The letter from the eight elected officials was also sent to New York State Deputy Secretary for Public Safety Michael Balboni and Empire State Development Corporation President and CEO Avi Schick.

Arena, 2009?

The Times reported that the arena "is scheduled to open in 2009." They didn't get the memo that explained it's impossible.

1 comment:

  1. Norman,

    While the following point doesn't address the issue of whether or not the Nets arena should be built at this location in the first place, it does seem to me to address the issue of the practicality (ahem!) of the planned Gehry design, possible street closings as a result of that design, and the need for an independent review of the situation.

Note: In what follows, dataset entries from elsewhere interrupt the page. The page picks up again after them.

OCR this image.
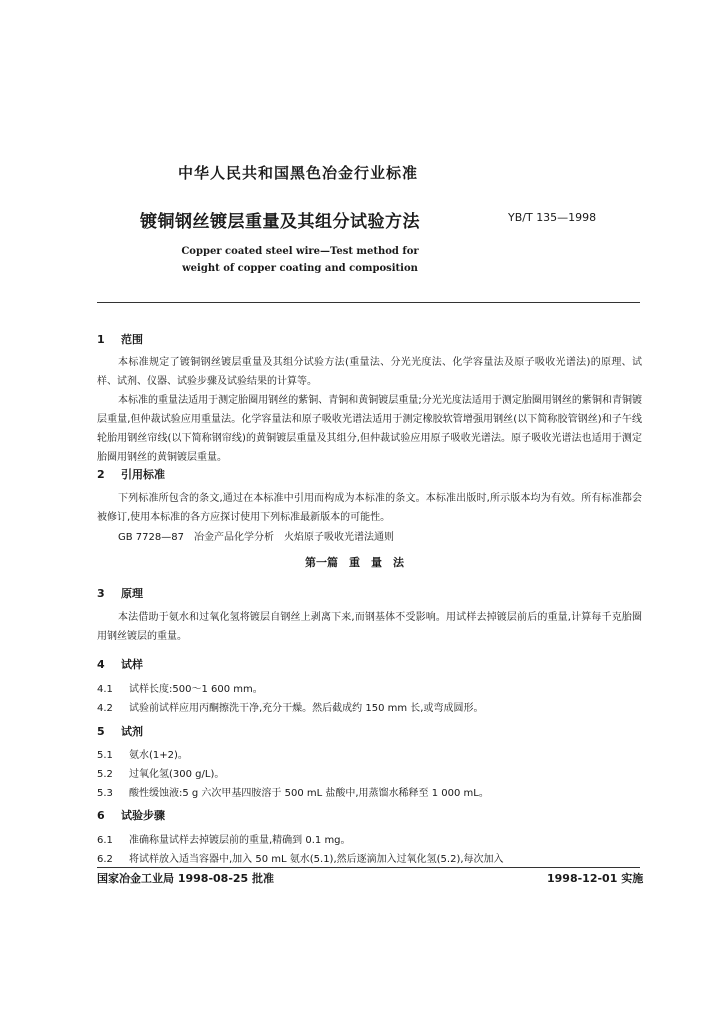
中华人民共和国黑色冶金行业标准
镀铜钢丝镀层重量及其组分试验方法	YB/T 135—1998
Copper coated steel wire—Test method for
weight of copper coating and composition
1 范围
本标准规定了镀铜钢丝镀层重量及其组分试验方法(重量法、分光光度法、化学容量法及原子吸收光谱法)的原理、试样、试剂、仪器、试验步骤及试验结果的计算等。
本标准的重量法适用于测定胎圈用钢丝的紫铜、青铜和黄铜镀层重量;分光光度法适用于测定胎圈用钢丝的紫铜和青铜镀层重量,但仲裁试验应用重量法。化学容量法和原子吸收光谱法适用于测定橡胶软管增强用钢丝(以下简称胶管钢丝)和子午线轮胎用钢丝帘线(以下简称钢帘线)的黄铜镀层重量及其组分,但仲裁试验应用原子吸收光谱法。原子吸收光谱法也适用于测定胎圈用钢丝的黄铜镀层重量。
2 引用标准
下列标准所包含的条文,通过在本标准中引用而构成为本标准的条文。本标准出版时,所示版本均为有效。所有标准都会被修订,使用本标准的各方应探讨使用下列标准最新版本的可能性。
GB 7728—87　冶金产品化学分析　火焰原子吸收光谱法通则
第一篇　重　量　法
3 原理
本法借助于氨水和过氧化氢将镀层自钢丝上剥离下来,而钢基体不受影响。用试样去掉镀层前后的重量,计算每千克胎圈用钢丝镀层的重量。
4 试样
4.1 试样长度:500～1 600 mm。
4.2 试验前试样应用丙酮擦洗干净,充分干燥。然后截成约 150 mm 长,或弯成圆形。
5 试剂
5.1 氨水(1+2)。
5.2 过氧化氢(300 g/L)。
5.3 酸性缓蚀液:5 g 六次甲基四胺溶于 500 mL 盐酸中,用蒸馏水稀释至 1 000 mL。
6 试验步骤
6.1 准确称量试样去掉镀层前的重量,精确到 0.1 mg。
6.2 将试样放入适当容器中,加入 50 mL 氨水(5.1),然后逐滴加入过氧化氢(5.2),每次加入
国家冶金工业局 1998-08-25 批准	1998-12-01 实施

    It seems to me that even if the planned Nets arena is further back from the street than other arenas, the basic Gehry CONCEPT for the arena seems to be one of a structure that is entirely encased in glass walls. So it seems to me that such an arena would need a much further setback from the street than most modern day arenas (whose concepts are not so dependent on being entirely encased with glass walls).

    Therefore, it would seem to me that, given Gehry's design concept (which has been used as a major selling point of the arena), there is more reason for an independent security review, even if the proposed Nets arena might be further back from the street than other modern day arenas.